In der Schülerzeitungsredaktion des EGM war schon im Vorfeld des Gesprächs viel über Mutter Mechthilds Position diskutiert worden. Auf der einen Seite muss der Staat ein rechtsstaatliches Verfahren garantieren und es gilt die Gleichheit vor dem Gesetz, auf der anderen Seite steht die Berufung auf das eigene Gewissen als letzter Instanz des Handelns. Auf dieses Problem angesprochen, gab Mutter Mechthild zu bedenken, dass es trotz notwendiger, allgemeiner Regeln einzelne Härtefälle gebe, die durch die staatliche Prüfung zu wenig gewürdigt werden. „Für sie muss es noch einen geschützten Kirchenraum geben.“

Mutter Mechthild räumte ein, dass sich in ihrem Kloster auch schon Personen gemeldet hätten, bei denen sie keine besondere Härte erkennen konnte und die sie dann auch nicht aufnahm. Auch gab es Asylbewerber, die sich während ihres Aufenthalts nicht an der klösterlichen Zusammenarbeit beteiligen wollten. „Da waren schon einmal deutliche Worte unseres landwirtschaftlichen Verwalters nötig, um sie zur Vernunft zu bringen – sie waren es nicht gewohnt, sich von Frauen generell etwas sagen zu lassen.“ Die Menschen, die in der Obhut des Klosters seien, müssten nicht an den Gebetszeiten teilnehmen und kein Schweinefleisch essen, wenn sie nicht wollten, aber sie sollten schon einen Beitrag für die Gemeinschaft leisten, die sie ja unterstütze.

Die Äbtissin blickt auf sehr viele positive Erfahrungen zurück und sieht in der Art, wie sich Menschen integrieren wollen, einen Schlüssel für die künftige Migrationspolitik: „Wir brauchen ja in ganz vielen Bereichen junge, motivierte Mitarbeiter.

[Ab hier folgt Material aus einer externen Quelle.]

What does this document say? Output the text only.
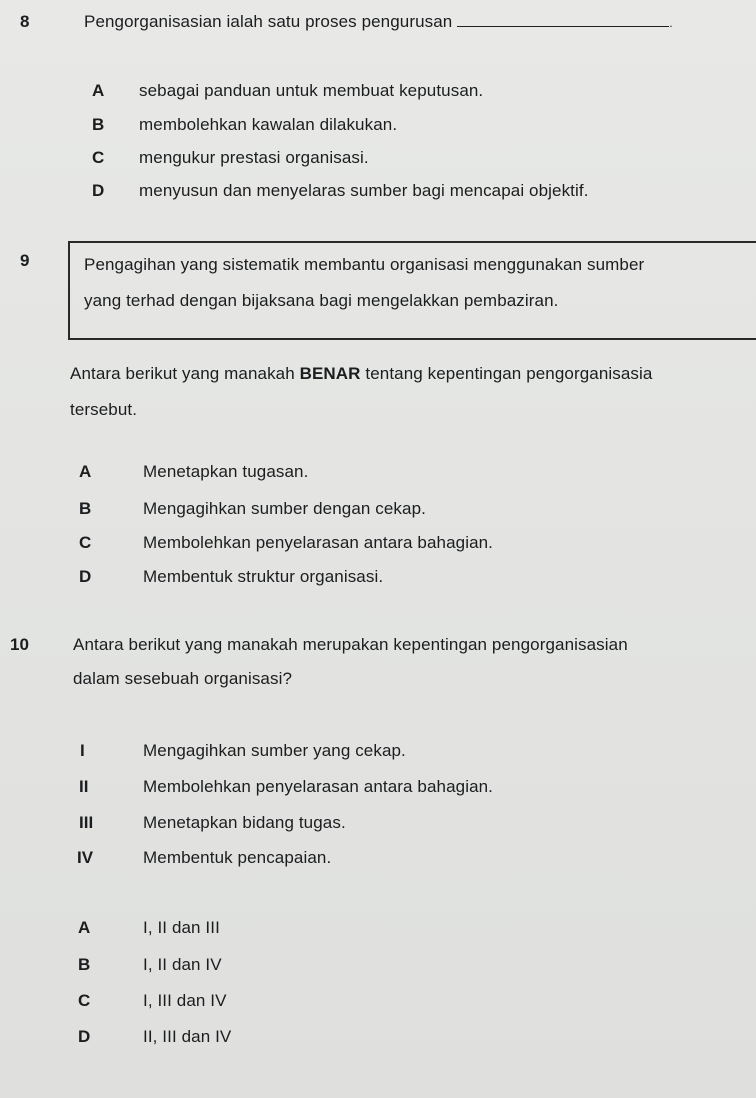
8	Pengorganisasian ialah satu proses pengurusan	.
A sebagai panduan untuk membuat keputusan.
B membolehkan kawalan dilakukan.
C mengukur prestasi organisasi.
D menyusun dan menyelaras sumber bagi mencapai objektif.
9	Pengagihan yang sistematik membantu organisasi menggunakan sumber
yang terhad dengan bijaksana bagi mengelakkan pembaziran.
Antara berikut yang manakah BENAR tentang kepentingan pengorganisasia
tersebut.
A	Menetapkan tugasan.
B	Mengagihkan sumber dengan cekap.
C	Membolehkan penyelarasan antara bahagian.
D	Membentuk struktur organisasi.
10	Antara berikut yang manakah merupakan kepentingan pengorganisasian
dalam sesebuah organisasi?
I	Mengagihkan sumber yang cekap.
II	Membolehkan penyelarasan antara bahagian.
III	Menetapkan bidang tugas.
IV	Membentuk pencapaian.
A	I, II dan III
B	I, II dan IV
C	I, III dan IV
D	II, III dan IV
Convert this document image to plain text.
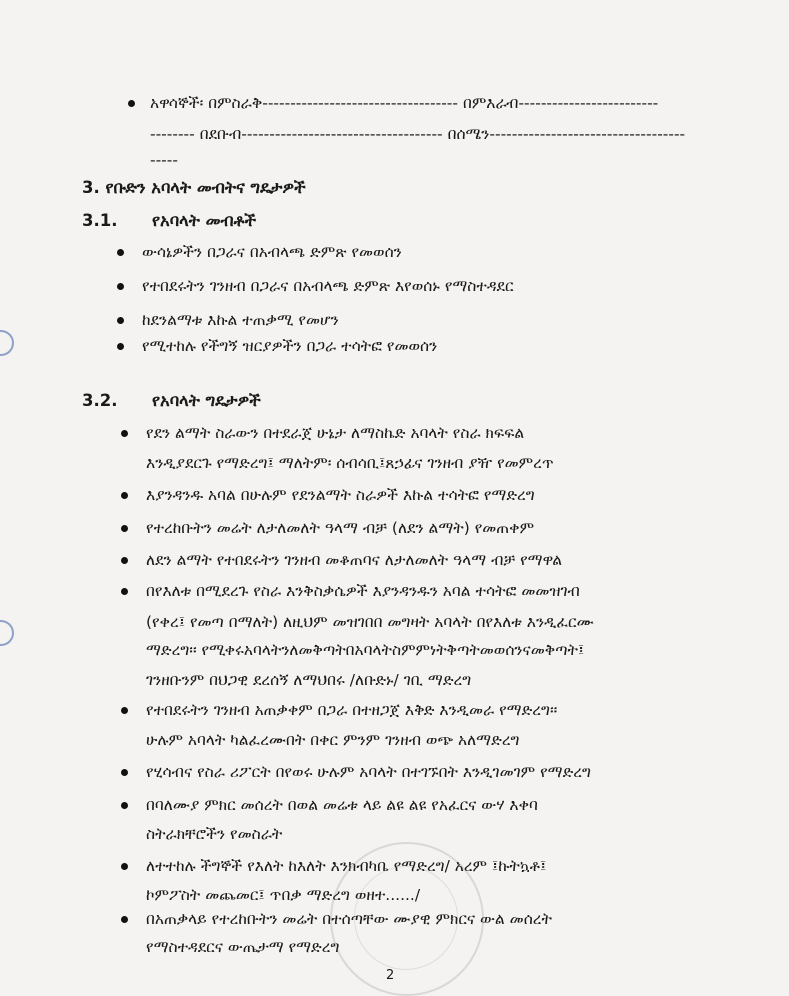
አዋሳኞች፡ በምስራቅ----------------------------------- በምእራብ-------------------------
-------- በደቡብ------------------------------------ በሰሜን-----------------------------------
-----
3. የቡድን አባላት መብትና ግዴታዎች
3.1. የአባላት መብቶች
ውሳኔዎችን በጋራና በአብላጫ ድምጽ የመወሰን
የተበደሩትን ገንዘብ በጋራና በአብላጫ ድምጽ እየወሰኑ የማስተዳደር
ከደንልማቱ እኩል ተጠቃሚ የመሆን
የሚተከሉ የችግኝ ዝርያዎችን በጋራ ተሳትፎ የመወሰን
3.2. የአባላት ግዴታዎች
የደን ልማት ስራውን በተደራጀ ሁኔታ ለማስኬድ አባላት የስራ ክፍፍል
እንዲያደርጉ የማድረግ፤ ማለትም፡ ሰብሳቢ፤ጸኃፊና ገንዘብ ያዥ የመምረጥ
እያንዳንዱ አባል በሁሉም የደንልማት ስራዎች እኩል ተሳትፎ የማድረግ
የተረከቡትን መሬት ለታለመለት ዓላማ ብቻ (ለደን ልማት) የመጠቀም
ለደን ልማት የተበደሩትን ገንዘብ መቆጠባና ለታለመለት ዓላማ ብቻ የማዋል
በየእለቱ በሚደረጉ የስራ እንቅስቃሴዎች እያንዳንዱን አባል ተሳትፎ መመዝገብ
(የቀረ፤ የመጣ በማለት) ለዚህም መዝገበበ መግዛት አባላት በየእለቱ እንዲፈርሙ
ማድረግ፡፡ የሚቀሩአባላትንለመቅጣትበአባላትስምምነትቅጣትመወሰንናመቅጣት፤
ገንዘቡንም በህጋዊ ደረሰኝ ለማህበሩ /ለቡድኑ/ ገቢ ማድረግ
የተበደሩትን ገንዘብ አጠቃቀም በጋራ በተዘጋጀ እቅድ እንዲመራ የማድረግ፡፡
ሁሉም አባላት ካልፈረሙበት በቀር ምንም ገንዘብ ወጭ አለማድረግ
የሂሳብና የስራ ሪፖርት በየወሩ ሁሉም አባላት በተገኙበት እንዲገመገም የማድረግ
በባለሙያ ምክር መሰረት በወል መሬቱ ላይ ልዩ ልዩ የአፈርና ውሃ እቀባ
ስትራክቸሮችን የመስራት
ለተተከሉ ችግኞች የእለት ከእለት እንክብካቤ የማድረግ/ አረም ፤ኩትኳቶ፤
ኮምፖስት መጨመር፤ ጥበቃ ማድረግ ወዘተ....../
በአጠቃላይ የተረከቡትን መሬት በተሰጣቸው ሙያዊ ምክርና ውል መሰረት
የማስተዳደርና ውጤታማ የማድረግ
2
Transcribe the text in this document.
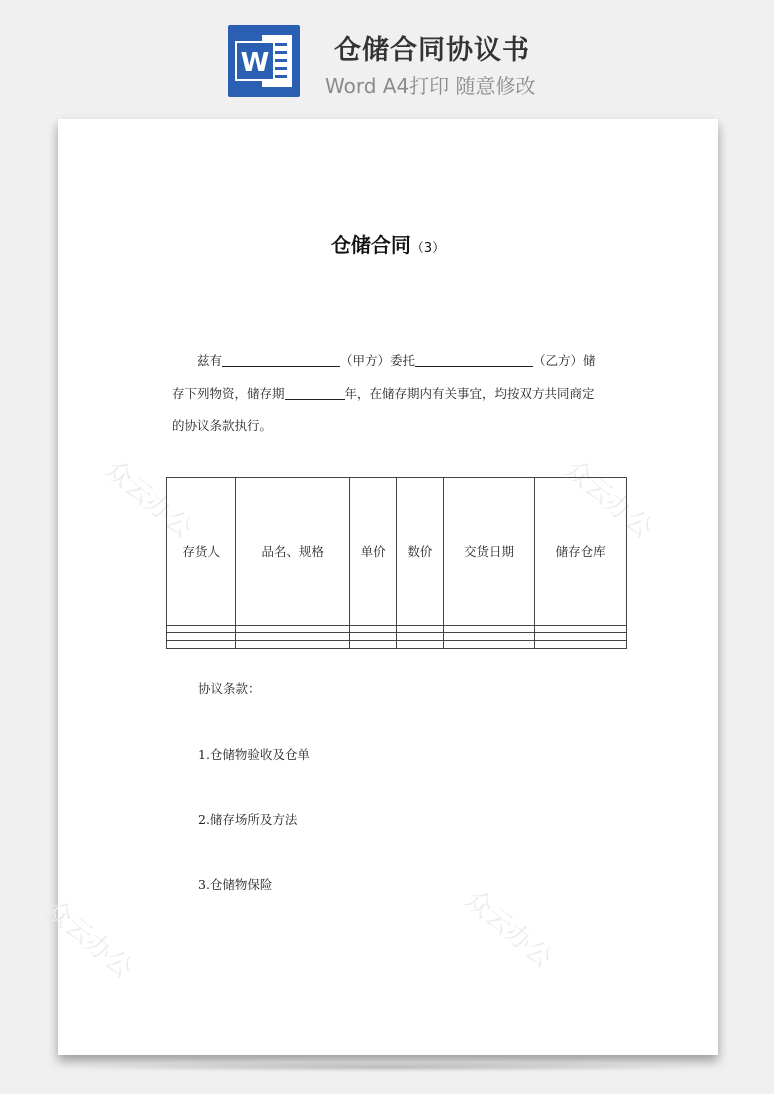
W 仓储合同协议书
Word A4打印 随意修改
众云办公	众云办公
众云办公	众云办公
仓储合同（3）
兹有	（甲方）委托	（乙方）储
存下列物资，储存期	年，在储存期内有关事宜，均按双方共同商定
的协议条款执行。
存货人	品名、规格	单价	数价	交货日期	储存仓库

协议条款：
1.仓储物验收及仓单
2.储存场所及方法
3.仓储物保险
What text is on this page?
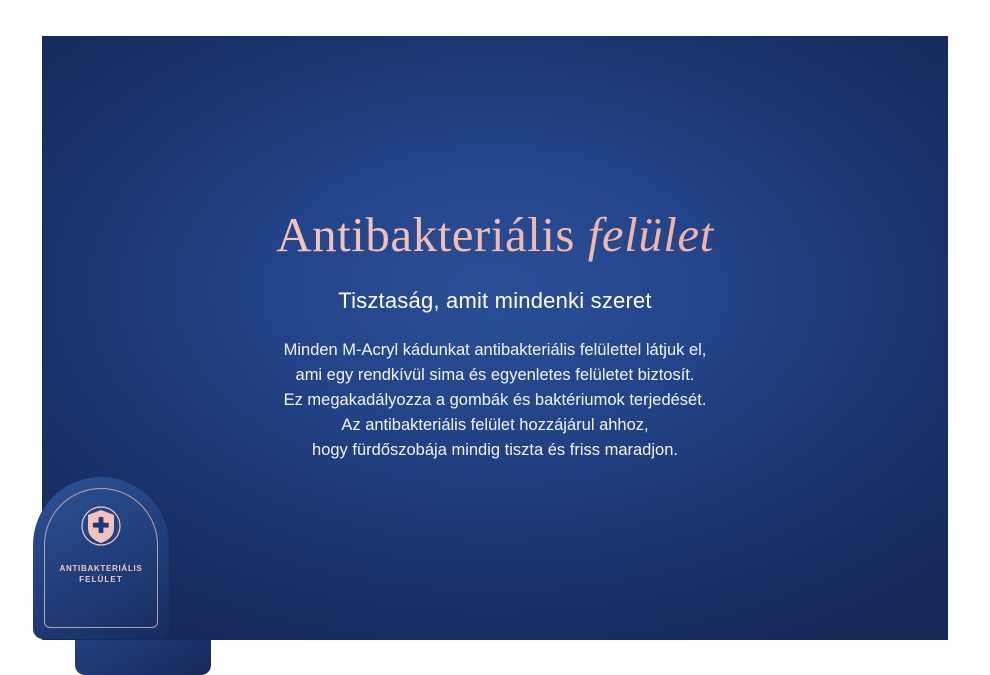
Antibakteriális felület
Tisztaság, amit mindenki szeret
Minden M-Acryl kádunkat antibakteriális felülettel látjuk el,
ami egy rendkívül sima és egyenletes felületet biztosít.
Ez megakadályozza a gombák és baktériumok terjedését.
Az antibakteriális felület hozzájárul ahhoz,
hogy fürdőszobája mindig tiszta és friss maradjon.
ANTIBAKTERIÁLIS
FELÜLET
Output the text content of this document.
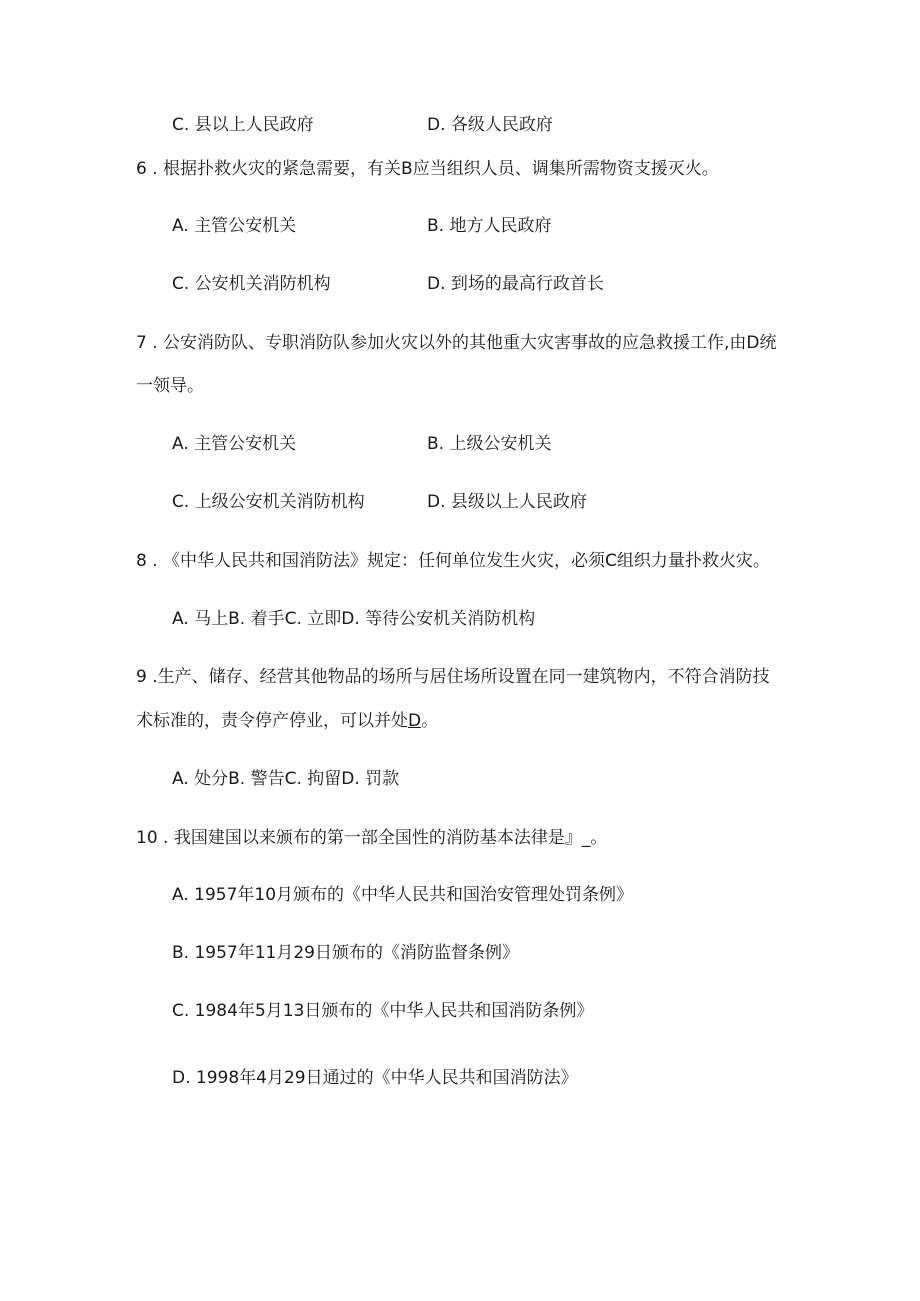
C. 县以上人民政府	D. 各级人民政府
6 . 根据扑救火灾的紧急需要，有关B应当组织人员、调集所需物资支援灭火。
A. 主管公安机关	B. 地方人民政府
C. 公安机关消防机构	D. 到场的最高行政首长
7 . 公安消防队、专职消防队参加火灾以外的其他重大灾害事故的应急救援工作,由D统
一领导。
A. 主管公安机关	B. 上级公安机关
C. 上级公安机关消防机构	D. 县级以上人民政府
8 . 《中华人民共和国消防法》规定：任何单位发生火灾，必须C组织力量扑救火灾。
A. 马上B. 着手C. 立即D. 等待公安机关消防机构
9 .生产、储存、经营其他物品的场所与居住场所设置在同一建筑物内，不符合消防技
术标准的，责令停产停业，可以并处D。
A. 处分B. 警告C. 拘留D. 罚款
10 . 我国建国以来颁布的第一部全国性的消防基本法律是』_。
A. 1957年10月颁布的《中华人民共和国治安管理处罚条例》
B. 1957年11月29日颁布的《消防监督条例》
C. 1984年5月13日颁布的《中华人民共和国消防条例》
D. 1998年4月29日通过的《中华人民共和国消防法》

Wir suchen sie händeringend – in der Pflege, im Handwerk, in der Landwirtschaft. Warum finden wir da nicht einen Weg, dass wir die Asylsuche mit der nötigen Arbeitsmigration verbinden?“, so Mutter Mechthild, die sich auch eine Form der Bewährung vorstellen könnte: „Wer sich hier im Kloster über Wochen und Monate integriert und eingegliedert hat, den könnten wir für einen weiteren Aufenthalt empfehlen.“ Momentan befinden sich übrigens keine Asylbewerber im Kloster „Maria Frieden“: Wegen der Corona-Pandemie herrscht ein weitgehender Abschiebestopp, entsprechend gibt es aktuell niemanden, den das Kloster beherbergen muss.